Deal of the Century will be 'good starting point': Kushner

Deal of the Century will be 'good starting point': Kushner
Jared Kushner has said the long-awaited Israel Palestine peace plan, due to be announced in June, will be a "good starting point”.
3 min read
03 May, 2019
Jared Kushner said 'two state' will not be mentioned in the long-awaited peace plan [AFP/Getty]

Son-in-law and senior advisor to US President Donald Trump, Jared Kushner, said the Middle East peace plan - known as the "Deal of the Century" - would be a "good starting point" on Thursday, according to Reuters.

"What we will be able to put together is a solution that we believe is a good starting point for the political issues and then an outline for what can be done to help these people start living a better life," Kushner told the Washington Institute for Near East Policy.

The full details of the plan will be revealed at the end of the Muslim holy fasting month of Ramadan in June, Kushner, who has been working on the place for almost two years, announced earlier this month.

Details of the plan are still secret and it has been unclear whether the plan would call for a two-state solution.

"If you say two state, it means one thing to the Israelis, it means one things to the Palestinians. So we said, you know, let's just not say it," Kushner said at the Washington Institute for Near East Policy on Thursday according to Twitter reports.

On Tuesday, a Lebanese newspaper reported that Palestinian Authority President Mahmoud Abbas was offered $10 billion by Saudi Crown Prince Mohammed bin Salman to accept Washington's still-secret Israel-Palestine peace deal.

Trump's Middle East envoy Jason Greenblatt denied rumours last week that the peace plan will include a union between Palestine and Jordan.

It had previously been rumoured that the US peace deal would propose land swaps between Jordan, Saudi Arabia and Egypt.

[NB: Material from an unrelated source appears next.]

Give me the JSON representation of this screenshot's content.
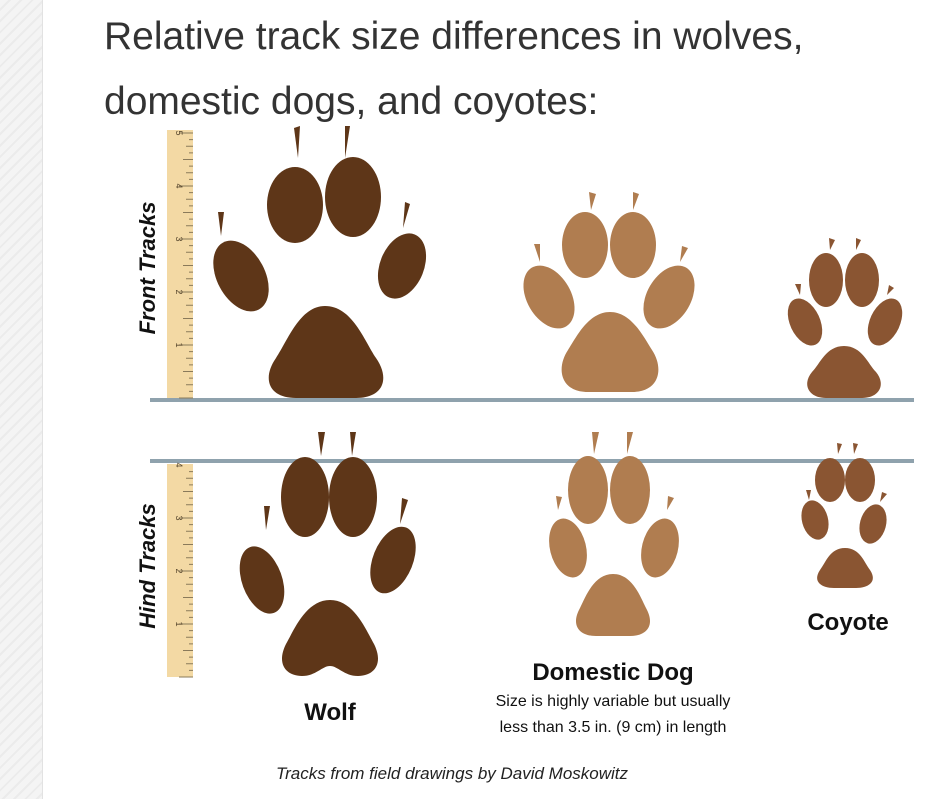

While Palestinian leaders have repeatedly called for the establishment of an independent state in the West Bank and the currently besieged Gaza Strip, election promises made by re-elected Israeli Prime Minister Binyamin Netanyahu have further complicated matters.

Netanyahu promised to annex illegal settlements in the West Bank in the run up to recent parliamentary elections that secured the incumbent Prime Minister with a fourth consecutive term.

With settlements, considered illegal under international law, dotted across the entirety of the West Bank, their annexation by Israel would destroy already shaky hopes for the territorial continuity of a future Palestinian state.

Both Palestinians and Israelis claim a unified Jerusalem as their capital, but previous negotiations have threatened to relegate the capital of a future Palestinian state to East Jerusalem, currently occupied by Israel and claimed as half of its own capital, or Abu Dis, a neighbouring town in the West Bank.

Trump's 2017 decision to recognise Jerusalem, both east and west, as the capital of Israel and relocate the US embassy to the city was condemned by both Palestinians and the international community, and signalled that a Trump administration-brokered peace plan may reject Palestinian claims over the city.

Trump also recognised Israel's annexation of the Syrian Golan Heights last month in a move widely condemned by the international community.

Palestinian politicians have said that such decisions mean Trump cannot be an "honest broker" in any peace negotiations between Palestinians and Israelis.

Agencies contributed to this report.